Escape From Tomorrow has one of those plots that may require a night of ’shrooming to really wrap your mind around, skewing close to the world of David Lynch, especially Eraserhead, but basically it’s about a family visiting the magical resort after the father finds out he has been fired. He embarks on a surreal journey, starting with stalking a couple of teenage French girls around the park, which leads to aliens, robots, secret plots, costumed characters working as prostitutes, conspiracies and bad dreams. Everything you can imagine Disney blowing its top over.

What film set at a Disney theme park would be complete without a scene with a chow-down on a humongous turkey leg?; Credit: Mankurt Media/PGA

What film set at a Disney theme park would be complete without a scene with a chow-down on a humongous turkey leg?; Credit: Mankurt Media/PGA

After the movie made a splash at the 2013 Sundance Film Festival, part of the fun was waiting to see how the mega-company would try to squash it, and to the surprise of many industry insiders and the delight of freedom-loving art fans, Disney didn’t unleash their lawyers to open up cans of whup-ass on it. The film's lasting impact has been more as a culty curio, but it’s actually incredible-looking, with creative and bold ideas (and not just because of the stealthy way it was shot). Yes, it’s a sorta takedown of what Disney supposedly stands for, turning the amusement park into a sunny nightmare, but in some ways it’s also a kooky love letter to what a place like Disney can spark in the imagination.

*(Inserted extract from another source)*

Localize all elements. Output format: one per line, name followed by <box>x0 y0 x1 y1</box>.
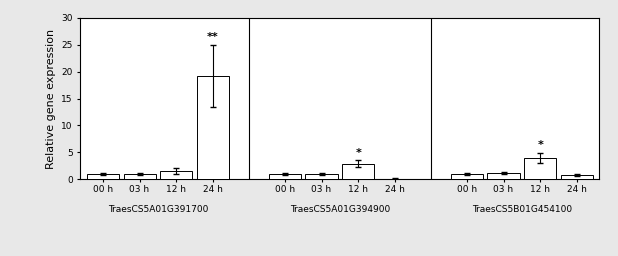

Escape From Tomorrow is streaming on many platforms, including Google Play and Amazon Prime.

Amusement park themes on TV

The movies on this list helped give audiences new ways to look at fun parks and carnivals, whether negative or positive, often scary and dangerous and even futuristic (hello, Jurassic Park, all of the above). They also helped engrave amusement parks into our culture, making them legitimate onscreen settings.

But any amusement park movie list would be remiss not to mention the impact of the small screen. As far as I can tell, nothing moved the needle on the ’70s rise of amusement parks as family vacation destinations as much as The Brady Bunch episode when the geeky family visits Kings Island Amusement Park in season five, episode 11, “The Cincinnati Kids.” Remember when Mike’s important architectural blueprints get mixed up with Jan’s Yogi Bear poster, and a cross-park relay race to the tune of “The William Tell Overture” is the only way to save Mike from total career embarrassment (“Look at Alice run!”)?

Sure, The Partridge Family went there first; though their episode gave the world the groovy song, “Together We’re Better,” it didn’t become the quintessential amusement park experience for a generation of TV-watching kids the way The Brady Bunch did (probably because it centered on Keith, Danny and Reuben strangely falling for the same lady). The Brady trip, besides being one of their more memorable episodes, was also a perfect infomercial for the recently opened park, with its rides, food and Hanna-Barbera characters wandering around. (Greg even stalked a young woman dressed in one of the costumes.) Yeah, that kiddie show The Banana Splits (Fleegle, Bingo, Drooper and Snorky!) shot at both Six Flags Over Texas and the Coney Island Waterpark (also in Cincinnati, which must be the most fun city in the United States), and Evel Knievel did televised stunts from fun parks, but more than any of these movies, The Brady Bunch episode jump-started the modern amusement park theme era. Try to live up to that, Mr. Spielberg and Mr. Crichton.

The Brady Bunch is streaming on Hulu, while The Partridge Family is on Amazon Prime.